After being born, which she totally nailed, Sadie grew up in New York City, toured internationally with a professional children’s choir, then bounced around Massachusetts before eventually landing in Philadelphia “like every other feminist punk.” She has an MFA in poetry from UMass Amherst, likes comics WITH AN ALL-CAPS PASSION, has written for Nylon and Spin, and is mega-beloved for her rock band Speedy Ortiz. Most recently, finding herself disillusioned with a lifetime of misogynist radio pop and yearning for the megalomaniacal autonomy of a solo project, Sadie/Sad13 churned out Slugger in a two-week fury.
Slugger is a pure solo effort. Sadie didn’t just write and sing and play guitar, she recorded and produced the record herself in a subletted bedroom in Fishtown—a not insignificant act of feminist defiance. Despite millennia of evidence to the contrary, women in music are still relentlessly pigeonholed as, essentially, decorative. Sure, you can be a girl singer, or a girl tambourine player, or, once in a while (the height of novelty!), a girl drummer, but a girl producer? A girl engineer? Cool X-File, Mulder! Sadie steers Slugger with a serene sure-footedness, vaporizing that old lie better than any howling polemic ever could. The best revenge is to do your work.

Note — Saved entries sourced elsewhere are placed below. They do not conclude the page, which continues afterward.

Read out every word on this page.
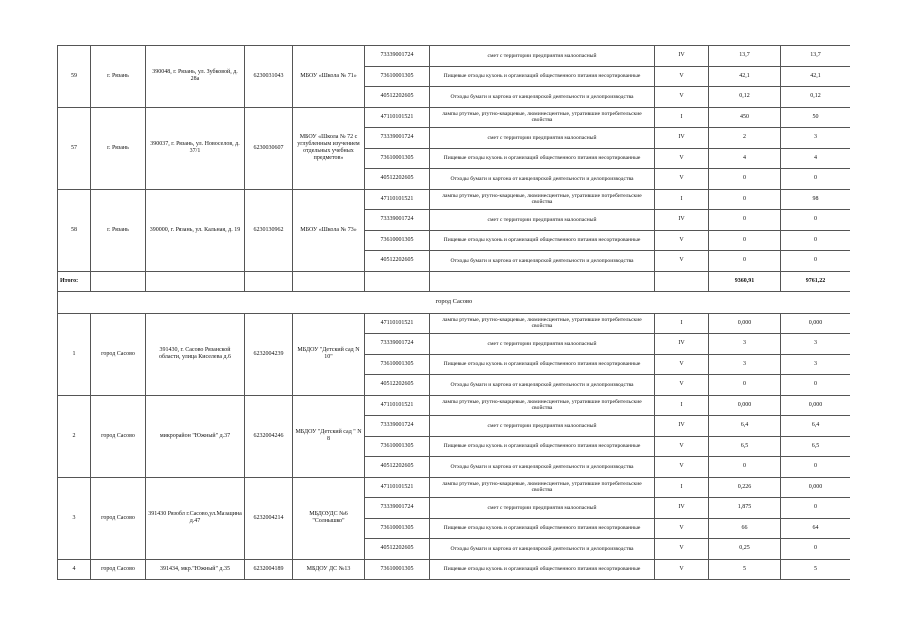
59	г. Рязань	390048, г. Рязань, ул. Зубковой, д. 28а	6230031043	МБОУ «Школа № 71»	73339001724	смет с территории предприятия малоопасный	IV	13,7	13,7
					73610001305	Пищевые отходы кухонь и организаций общественного питания несортированные	V	42,1	42,1
					40512202605	Отходы бумаги и картона от канцелярской деятельности и делопроизводства	V	0,12	0,12
57	г. Рязань	390037, г. Рязань, ул. Новоселов, д. 37/1	6230030607	МБОУ «Школа № 72 с углубленным изучением отдельных учебных предметов»	47110101521	лампы ртутные, ртутно-кварцевые, люминесцентные, утратившие потребительские свойства	I	450	50
					73339001724	смет с территории предприятия малоопасный	IV	2	3
					73610001305	Пищевые отходы кухонь и организаций общественного питания несортированные	V	4	4
					40512202605	Отходы бумаги и картона от канцелярской деятельности и делопроизводства	V	0	0
58	г. Рязань	390000, г. Рязань, ул. Кальная, д. 19	6230130962	МБОУ «Школа № 73»	47110101521	лампы ртутные, ртутно-кварцевые, люминесцентные, утратившие потребительские свойства	I	0	98
					73339001724	смет с территории предприятия малоопасный	IV	0	0
					73610001305	Пищевые отходы кухонь и организаций общественного питания несортированные	V	0	0
					40512202605	Отходы бумаги и картона от канцелярской деятельности и делопроизводства	V	0	0
Итого:								9360,91	9761,22
город Сасово									
1	город Сасово	391430, г. Сасово Рязанской области, улица Киселева д.6	6232004239	МБДОУ "Детский сад N 10"	47110101521	лампы ртутные, ртутно-кварцевые, люминесцентные, утратившие потребительские свойства	I	0,000	0,000
					73339001724	смет с территории предприятия малоопасный	IV	3	3
					73610001305	Пищевые отходы кухонь и организаций общественного питания несортированные	V	3	3
					40512202605	Отходы бумаги и картона от канцелярской деятельности и делопроизводства	V	0	0
2	город Сасово	микрорайон "Южный" д.37	6232004246	МБДОУ "Детский сад " N 8	47110101521	лампы ртутные, ртутно-кварцевые, люминесцентные, утратившие потребительские свойства	I	0,000	0,000
					73339001724	смет с территории предприятия малоопасный	IV	6,4	6,4
					73610001305	Пищевые отходы кухонь и организаций общественного питания несортированные	V	6,5	6,5
					40512202605	Отходы бумаги и картона от канцелярской деятельности и делопроизводства	V	0	0
3	город Сасово	391430 Рязобл г.Сасово,ул.Мазацина д.47	6232004214	МБДОУДС №6 "Солнышко"	47110101521	лампы ртутные, ртутно-кварцевые, люминесцентные, утратившие потребительские свойства	I	0,226	0,000
					73339001724	смет с территории предприятия малоопасный	IV	1,875	0
					73610001305	Пищевые отходы кухонь и организаций общественного питания несортированные	V	66	64
					40512202605	Отходы бумаги и картона от канцелярской деятельности и делопроизводства	V	0,25	0
4	город Сасово	391434, мкр."Южный" д.35	6232004189	МБДОУ ДС №13	73610001305	Пищевые отходы кухонь и организаций общественного питания несортированные	V	5	5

Slugger’s musical touchstones are vast and varied: contemporary pop à la Charli XCX, Santigold, Kelela, Grimes; folk songwriters Karen Dalton and Connie Converse; ‘90s trip-hop; riot grrrl (duh); plus Sad13’s feminist indie and punk contemporaries like Tacocat, Waxahatchee, Mitski, and Bully. Slugger shouldn’t feel like a revolution, but it does—in both content and execution. This is fun music about real shit.